Who's Behind That Kernel You're Using?
Way back in April 2008, the Linux Foundation published a little report that upended a lot of perceptions about Linux development. Now, they've done it again.
The report in question — Linux Kernel Development: How Fast it is Going, Who is Doing It, What They are Doing, and Who is Sponsoring It? — revealed a number of things about the Linux kernel. At a total line count of 8,859,683, the kernel was growing at roughly 10% per year, with an average of some 3,621 lines of code added every day, while 1,550 lines were removed and 1,425 lines were changed. Possibly the most interesting numbers, however, were those regarding the faces behind those changes.
According to the report, the latest release — at the time it was written — was written by 3,678 developers, a fifty percent increase in individual developers in just three years time. It also found that 15% of the work on the kernel was being performed by the top-ten developers, each having contributed more than 1% of the code, with some contributing just shy of 2%. Interestingly enough — though not surprising, given his role as supreme maintainer — developer-in-chief Linus Torvalds ranked as the 27th most prolific, at 0.6%.
The most enlightening part of the report, perhaps, was the level of corporate involvement. Open Source projects seem to have a certain mystique, a prevalent idea that they are the result of hundreds of individual contributors slaving away in their spare time. The Foundation's report shattered this perception, finding that 75% of the work being undertaken was contributed by the top ten groups involved. The top two of these — "none" and "unknown" — were responsible for a great deal of work, though the "unknown" group was composed entirely of developers with ten or less contributions in the previous three years. According to the report, even if one assumes that every single developer in the "unknown" group was unaffiliated — highly unlikely — the work being done by those paid to contribute still constituted over 70% of all kernel development. Not bad for those corporations everybody is always wanting to be rid of.
Sadly, the report has become outdated — as it demonstrates itself, kernel development accelerates at a pace that renders a year and a half old report obsolete. It is for that reason that the Linux Foundation announced today that an updated report is available for download, written by original authors Jonathan Corbet and Greg Kroah-Hartman, along with Foundation Vice President Amanda McPherson.
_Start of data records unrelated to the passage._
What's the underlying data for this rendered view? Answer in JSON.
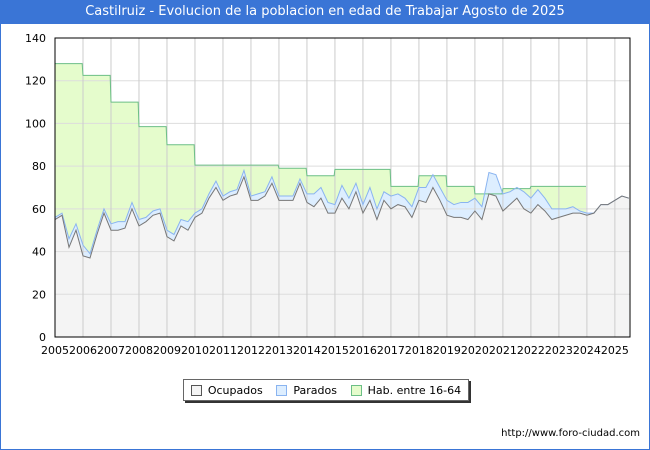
{
  "title": "Castilruiz - Evolucion de la poblacion en edad de Trabajar Agosto de 2025",
  "footer": "http://www.foro-ciudad.com",
  "colors": {
    "ocupados_fill": "#f4f4f4",
    "ocupados_line": "#777777",
    "parados_fill": "#ddeeff",
    "parados_line": "#8ab4f0",
    "hab_fill": "#e5fccc",
    "hab_line": "#6cbf86"
  },
  "chart_data": {
    "type": "area",
    "title": "Castilruiz - Evolucion de la poblacion en edad de Trabajar Agosto de 2025",
    "ylim": [
      0,
      140
    ],
    "yticks": [
      "0",
      "20",
      "40",
      "60",
      "80",
      "100",
      "120",
      "140"
    ],
    "xticks": [
      "2005",
      "2006",
      "2007",
      "2008",
      "2009",
      "2010",
      "2011",
      "2012",
      "2013",
      "2014",
      "2015",
      "2016",
      "2017",
      "2018",
      "2019",
      "2020",
      "2021",
      "2022",
      "2023",
      "2024",
      "2025"
    ],
    "grid": true,
    "legend": {
      "placement": "bottom",
      "entries": [
        "Ocupados",
        "Parados",
        "Hab. entre 16-64"
      ]
    },
    "hab_entre_16_64": {
      "years": [
        2005,
        2006,
        2007,
        2008,
        2009,
        2010,
        2011,
        2012,
        2013,
        2014,
        2015,
        2016,
        2017,
        2018,
        2019,
        2020,
        2021,
        2022,
        2023
      ],
      "values": [
        128,
        122.5,
        110,
        98.5,
        90,
        80.5,
        80.5,
        80.5,
        79,
        75.5,
        78.5,
        78.5,
        70.5,
        75.5,
        70.5,
        67,
        69.5,
        70.5,
        70.5
      ]
    },
    "x_start": 2005,
    "x_step": 0.25,
    "ocupados": [
      55,
      57,
      42,
      50,
      38,
      37,
      48,
      58,
      50,
      50,
      51,
      60,
      52,
      54,
      57,
      58,
      47,
      45,
      52,
      50,
      56,
      58,
      65,
      70,
      64,
      66,
      67,
      75,
      64,
      64,
      66,
      72,
      64,
      64,
      64,
      72,
      63,
      61,
      65,
      58,
      58,
      65,
      60,
      68,
      58,
      64,
      55,
      64,
      60,
      62,
      61,
      56,
      64,
      63,
      70,
      64,
      57,
      56,
      56,
      55,
      59,
      55,
      67,
      66,
      59,
      62,
      65,
      60,
      58,
      62,
      59,
      55,
      56,
      57,
      58,
      58,
      57,
      58,
      62,
      62,
      64,
      66,
      65
    ],
    "parados": [
      1,
      1,
      4,
      3,
      5,
      2,
      2,
      2,
      3,
      4,
      3,
      3,
      3,
      2,
      2,
      2,
      3,
      3,
      3,
      4,
      2,
      2,
      2,
      3,
      2,
      2,
      2,
      3,
      2,
      3,
      2,
      3,
      2,
      2,
      2,
      2,
      4,
      6,
      5,
      5,
      4,
      6,
      5,
      4,
      4,
      6,
      5,
      4,
      6,
      5,
      4,
      5,
      6,
      7,
      6,
      6,
      7,
      6,
      7,
      8,
      6,
      6,
      10,
      10,
      8,
      6,
      5,
      8,
      7,
      7,
      6,
      5,
      4,
      3,
      3,
      1,
      1,
      0,
      0,
      0,
      0,
      0,
      0
    ]
  }
}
The new report, as might be expected, finds that kernel growth is still going strong, with the 2.6.30 kernel containing 11,560,971 lines of code, an increase of 2,701,288 lines in the past year and a half. It reports that growth has increased exponentially with the addition of the linux-next tree, where patches are staged prior to being committed to the main kernel tree. An average of 6,422 lines of code have been added, 3,285 removed, and 1,687 changed each day in the past four and a half years — that's an increase of fifty percent in the number of daily additions and deletions from the original report.
The new report finds that, in the last three years, the individual developer community has grown by some fifty percent, with a total of 1,150 developers having a hand in the 2.6.30 kernel. Still, the top contributors are top for a reason. Some 33% of developers — almost 400 in all — who submitted a patch did exactly that: submitted one patch. The top ten are responsible for just shy of 12% of the code, while the top thirty can claim 25%. The current top individual contributor, David S. Miller, at 1.5%, held the second-highest spot in the original report, with 1.8%. The report notes the "amusing" revelation that Linus has fallen out of the top-thirty, unsurprising given his more administrative role. It goes on to note that "merge commits" are not counted in the report, and that Linus is responsible for a significant number of these.
And, of course, there is the sponsored section. "None" retains the top spot, with 18.% of the total contributions being made — "Unknown," however, slips to the number three spot, down to 7.6% from its previous 12.9%. The second place spot was seized by Red Hat — third in the previous report — which rose from its previous 11.2% to a current 12.3%. Once again, more than 70% of all development on the kernel is being done by those who are paid to do it. The report also notes that the jump in contributions from the "None" group is in part due to better identification — the drop in "Unknown" represents identification of their affiliations or lack there of, and many subsequently moved into the "None" category.
Of course, both reports hold a host of other data, including those reviewing and approving changes — the full seventeen page report is an interesting read for anyone interested in pushing back the curtain to see what is really going on in kernel development.
The full text of both reports is available from the Linux Foundation — the 2009 report is in PDF.